This post is just one of many being published today as part of the #EDUSolidarity project, of which I am an organizer. After you have read this, please take some time to read the wide variety of posts that will be added during the day at EDUSolidarity.us.
Right around the time I was elected as my school’s UFT Chapter Leader, my school hired a new principal. He had taught history for 12 years and is married to an English teacher. He had spent the preceding year at my school as a principal intern, during which I came to know and respect him as a person and educator. When we sat down for our first formal meeting as principal and chapter leader-elects, the first thing he said was, “Steve, you’re a great teacher. So why would you want to be chapter leader?”

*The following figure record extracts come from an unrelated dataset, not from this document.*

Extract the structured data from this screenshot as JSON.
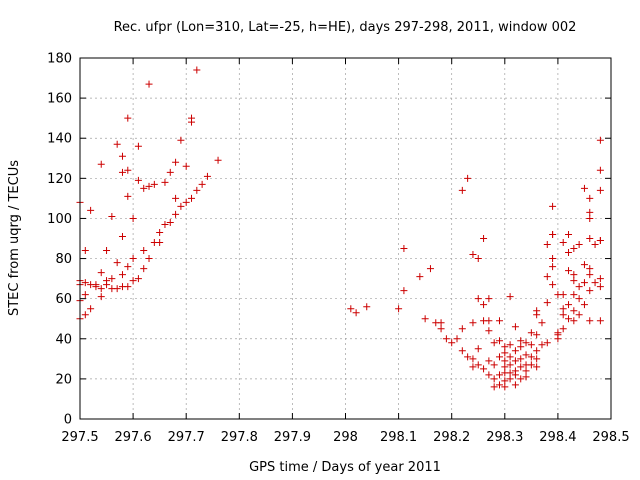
{
  "chart_data": {
    "type": "scatter",
    "title": "Rec. ufpr (Lon=310, Lat=-25, h=HE), days 297-298, 2011, window 002",
    "xlabel": "GPS time / Days of year 2011",
    "ylabel": "STEC from uqrg / TECUs",
    "xlim": [
      297.5,
      298.5
    ],
    "ylim": [
      0,
      180
    ],
    "xticks": [
      297.5,
      297.6,
      297.7,
      297.8,
      297.9,
      298,
      298.1,
      298.2,
      298.3,
      298.4,
      298.5
    ],
    "xtick_labels": [
      "297.5",
      "297.6",
      "297.7",
      "297.8",
      "297.9",
      "298",
      "298.1",
      "298.2",
      "298.3",
      "298.4",
      "298.5"
    ],
    "yticks": [
      0,
      20,
      40,
      60,
      80,
      100,
      120,
      140,
      160,
      180
    ],
    "ytick_labels": [
      "0",
      "20",
      "40",
      "60",
      "80",
      "100",
      "120",
      "140",
      "160",
      "180"
    ],
    "grid": true,
    "marker": "+",
    "color": "#cc0000",
    "series": [
      {
        "points": [
          [
            297.5,
            108
          ],
          [
            297.5,
            69
          ],
          [
            297.5,
            67
          ],
          [
            297.5,
            59
          ],
          [
            297.5,
            50
          ],
          [
            297.51,
            68
          ],
          [
            297.51,
            84
          ],
          [
            297.51,
            62
          ],
          [
            297.51,
            52
          ],
          [
            297.52,
            67
          ],
          [
            297.52,
            104
          ],
          [
            297.52,
            55
          ],
          [
            297.53,
            66
          ],
          [
            297.53,
            67
          ],
          [
            297.54,
            127
          ],
          [
            297.54,
            73
          ],
          [
            297.54,
            61
          ],
          [
            297.54,
            65
          ],
          [
            297.55,
            67
          ],
          [
            297.55,
            69
          ],
          [
            297.55,
            84
          ],
          [
            297.56,
            65
          ],
          [
            297.56,
            70
          ],
          [
            297.56,
            101
          ],
          [
            297.57,
            137
          ],
          [
            297.57,
            78
          ],
          [
            297.57,
            65
          ],
          [
            297.58,
            66
          ],
          [
            297.58,
            72
          ],
          [
            297.58,
            91
          ],
          [
            297.58,
            131
          ],
          [
            297.58,
            123
          ],
          [
            297.59,
            150
          ],
          [
            297.59,
            124
          ],
          [
            297.59,
            111
          ],
          [
            297.59,
            76
          ],
          [
            297.59,
            66
          ],
          [
            297.6,
            69
          ],
          [
            297.6,
            100
          ],
          [
            297.6,
            80
          ],
          [
            297.61,
            136
          ],
          [
            297.61,
            119
          ],
          [
            297.61,
            70
          ],
          [
            297.62,
            75
          ],
          [
            297.62,
            84
          ],
          [
            297.62,
            115
          ],
          [
            297.63,
            167
          ],
          [
            297.63,
            116
          ],
          [
            297.63,
            80
          ],
          [
            297.64,
            88
          ],
          [
            297.64,
            117
          ],
          [
            297.65,
            88
          ],
          [
            297.65,
            93
          ],
          [
            297.66,
            118
          ],
          [
            297.66,
            97
          ],
          [
            297.67,
            98
          ],
          [
            297.67,
            123
          ],
          [
            297.68,
            102
          ],
          [
            297.68,
            110
          ],
          [
            297.68,
            128
          ],
          [
            297.69,
            106
          ],
          [
            297.69,
            139
          ],
          [
            297.7,
            126
          ],
          [
            297.7,
            108
          ],
          [
            297.71,
            148
          ],
          [
            297.71,
            150
          ],
          [
            297.71,
            110
          ],
          [
            297.72,
            174
          ],
          [
            297.72,
            114
          ],
          [
            297.73,
            117
          ],
          [
            297.74,
            121
          ],
          [
            297.76,
            129
          ],
          [
            298.01,
            55
          ],
          [
            298.02,
            53
          ],
          [
            298.04,
            56
          ],
          [
            298.1,
            55
          ],
          [
            298.11,
            85
          ],
          [
            298.11,
            64
          ],
          [
            298.14,
            71
          ],
          [
            298.15,
            50
          ],
          [
            298.16,
            75
          ],
          [
            298.17,
            48
          ],
          [
            298.18,
            48
          ],
          [
            298.18,
            45
          ],
          [
            298.19,
            40
          ],
          [
            298.2,
            38
          ],
          [
            298.21,
            40
          ],
          [
            298.22,
            34
          ],
          [
            298.22,
            45
          ],
          [
            298.22,
            114
          ],
          [
            298.23,
            31
          ],
          [
            298.23,
            120
          ],
          [
            298.24,
            82
          ],
          [
            298.24,
            48
          ],
          [
            298.24,
            30
          ],
          [
            298.24,
            26
          ],
          [
            298.25,
            80
          ],
          [
            298.25,
            60
          ],
          [
            298.25,
            35
          ],
          [
            298.25,
            27
          ],
          [
            298.26,
            25
          ],
          [
            298.26,
            57
          ],
          [
            298.26,
            49
          ],
          [
            298.26,
            90
          ],
          [
            298.27,
            49
          ],
          [
            298.27,
            22
          ],
          [
            298.27,
            29
          ],
          [
            298.27,
            44
          ],
          [
            298.27,
            60
          ],
          [
            298.28,
            38
          ],
          [
            298.28,
            27
          ],
          [
            298.28,
            20
          ],
          [
            298.28,
            16
          ],
          [
            298.29,
            49
          ],
          [
            298.29,
            39
          ],
          [
            298.29,
            31
          ],
          [
            298.29,
            22
          ],
          [
            298.29,
            17
          ],
          [
            298.3,
            36
          ],
          [
            298.3,
            33
          ],
          [
            298.3,
            29
          ],
          [
            298.3,
            26
          ],
          [
            298.3,
            23
          ],
          [
            298.3,
            19
          ],
          [
            298.3,
            16
          ],
          [
            298.31,
            61
          ],
          [
            298.31,
            37
          ],
          [
            298.31,
            31
          ],
          [
            298.31,
            27
          ],
          [
            298.31,
            23
          ],
          [
            298.31,
            20
          ],
          [
            298.32,
            46
          ],
          [
            298.32,
            34
          ],
          [
            298.32,
            29
          ],
          [
            298.32,
            24
          ],
          [
            298.32,
            22
          ],
          [
            298.32,
            17
          ],
          [
            298.33,
            39
          ],
          [
            298.33,
            36
          ],
          [
            298.33,
            30
          ],
          [
            298.33,
            26
          ],
          [
            298.33,
            20
          ],
          [
            298.34,
            38
          ],
          [
            298.34,
            32
          ],
          [
            298.34,
            27
          ],
          [
            298.34,
            24
          ],
          [
            298.34,
            21
          ],
          [
            298.35,
            43
          ],
          [
            298.35,
            37
          ],
          [
            298.35,
            31
          ],
          [
            298.35,
            27
          ],
          [
            298.36,
            34
          ],
          [
            298.36,
            42
          ],
          [
            298.36,
            54
          ],
          [
            298.36,
            52
          ],
          [
            298.36,
            30
          ],
          [
            298.36,
            26
          ],
          [
            298.37,
            48
          ],
          [
            298.37,
            37
          ],
          [
            298.38,
            58
          ],
          [
            298.38,
            71
          ],
          [
            298.38,
            87
          ],
          [
            298.38,
            38
          ],
          [
            298.39,
            76
          ],
          [
            298.39,
            80
          ],
          [
            298.39,
            92
          ],
          [
            298.39,
            106
          ],
          [
            298.39,
            92
          ],
          [
            298.39,
            67
          ],
          [
            298.4,
            62
          ],
          [
            298.4,
            43
          ],
          [
            298.4,
            40
          ],
          [
            298.4,
            42
          ],
          [
            298.41,
            88
          ],
          [
            298.41,
            62
          ],
          [
            298.41,
            55
          ],
          [
            298.41,
            52
          ],
          [
            298.41,
            45
          ],
          [
            298.42,
            92
          ],
          [
            298.42,
            83
          ],
          [
            298.42,
            74
          ],
          [
            298.42,
            57
          ],
          [
            298.42,
            50
          ],
          [
            298.43,
            85
          ],
          [
            298.43,
            72
          ],
          [
            298.43,
            69
          ],
          [
            298.43,
            62
          ],
          [
            298.43,
            54
          ],
          [
            298.43,
            49
          ],
          [
            298.44,
            87
          ],
          [
            298.44,
            66
          ],
          [
            298.44,
            60
          ],
          [
            298.44,
            52
          ],
          [
            298.45,
            115
          ],
          [
            298.45,
            77
          ],
          [
            298.45,
            68
          ],
          [
            298.45,
            57
          ],
          [
            298.46,
            110
          ],
          [
            298.46,
            103
          ],
          [
            298.46,
            90
          ],
          [
            298.46,
            75
          ],
          [
            298.46,
            72
          ],
          [
            298.46,
            64
          ],
          [
            298.46,
            49
          ],
          [
            298.46,
            100
          ],
          [
            298.47,
            87
          ],
          [
            298.47,
            68
          ],
          [
            298.48,
            139
          ],
          [
            298.48,
            124
          ],
          [
            298.48,
            114
          ],
          [
            298.48,
            89
          ],
          [
            298.48,
            89
          ],
          [
            298.48,
            70
          ],
          [
            298.48,
            66
          ],
          [
            298.48,
            49
          ]
        ]
      }
    ]
  }
}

I have heard this question too many times. It assumes the stereotype of the teachers union as home to the despondent, bitter, lazy, kid-haters who teach to get summers off. And I must admit, I was guilty of holding this prejudice to some degree when I became chapter leader. While I, of course, wanted to take on the role to ensure the fair treatment of teachers at my school, a large part of my motivation was to slowly work to gain a voice within the UFT, so that a good teacher like me could displace an old and bitter one, in the hope that others would follow. However, what I have discovered in my interactions with people within the UFT and at the various meetings I attend is exactly what is true of teachers I have met in my career: The overwhelming majority of people who step foot into a classroom want nothing more than to do right by their kids.
Now, there is certainly disagreement on how to do this. I know people who are great, award-winning teachers who have radically different pedagogical styles than I do. They might even do some things that I would counsel the teachers I mentor against doing. But different teaching styles are necessary, as they reach different students. I would never want every teacher in the world to be exactly like me.
The same is true when it comes to educational policy. I only agree with the educational policies of the UFT slightly more often than I agree with the policies of the New York City Department of Education. I wouldn’t trust either to run schools without the checks and balances the other provides. There are times when change is a good thing, and sometimes that needs to be enforced from on high. There are also times when these “new ideas” are ridiculous and need to be stopped. There is a need for meaningful accountability for teachers. There are also times when the system acts out of expediency rather than in the best interest of students, and the union needs to be there to speak up for our students.
The area that the union is almost always right about, though, is insisting that teachers be treated as professionals. This means ensuring that we are compensated in such a way that allows one to teach, support a family, and retire. This means having meaningful, objective criteria for evaluation and layoffs that is not based on poorly constructed tests. And due to the nature of the job, this means we need tenure protection from arbitrary dismissal.
I work with a great teacher who nearly lost his job last year because students stole a copy of a grade-wide exam off his desk. I know someone in Virginia, where I started my career, who was falsely accused of sexual harassment by a student after she did poorly on an exam. I have seen teachers assigned classes for which they are neither certified nor trained to teach. I had parents calling for my dismissal my first year because I asked their children to write persuasive essays representing the opposite point of view on an issue they cared about. Great teachers are so hard to produce and find that we need a system that ensures we never arbitrarily lose them.
More than anything, however, I need the protection of my union and my tenured due process rights to consistently improve and innovate as a teacher. I am a very good teacher right now by any measurable objective standard, including that of the National Board for Professional Teaching Standards who certified me two years ago, as well as by the subjective account of anyone who has ever observed me. On my best days, I am great and every year, there are more and more of these days.
But here’s why I need tenure to get better: I need to be able to try new things to better improve my students’ learning. If I did the same thing this year that I did last year, my students’ growth would stagnate. This means taking risks.
New things do not always go well; most of the new things I try work, but some don’t. By being able to try new things, over time, I am constantly improving in my ability to serve my students, bringing me ever closer to the sustained greatness to which I aim.
If I had to worry about arbitrary dismissal as an “at-will” employee, I would not have tried many of the great things I do. I would continue doing what I have always done because it is safe. I have written before that good teaching takes courage. This is certainly the case, but seeking to improve as a teacher should never mean risking one’s job, which is exactly what I would be doing if I were still an at-will employee as I was in the right-to-work state of Virginia.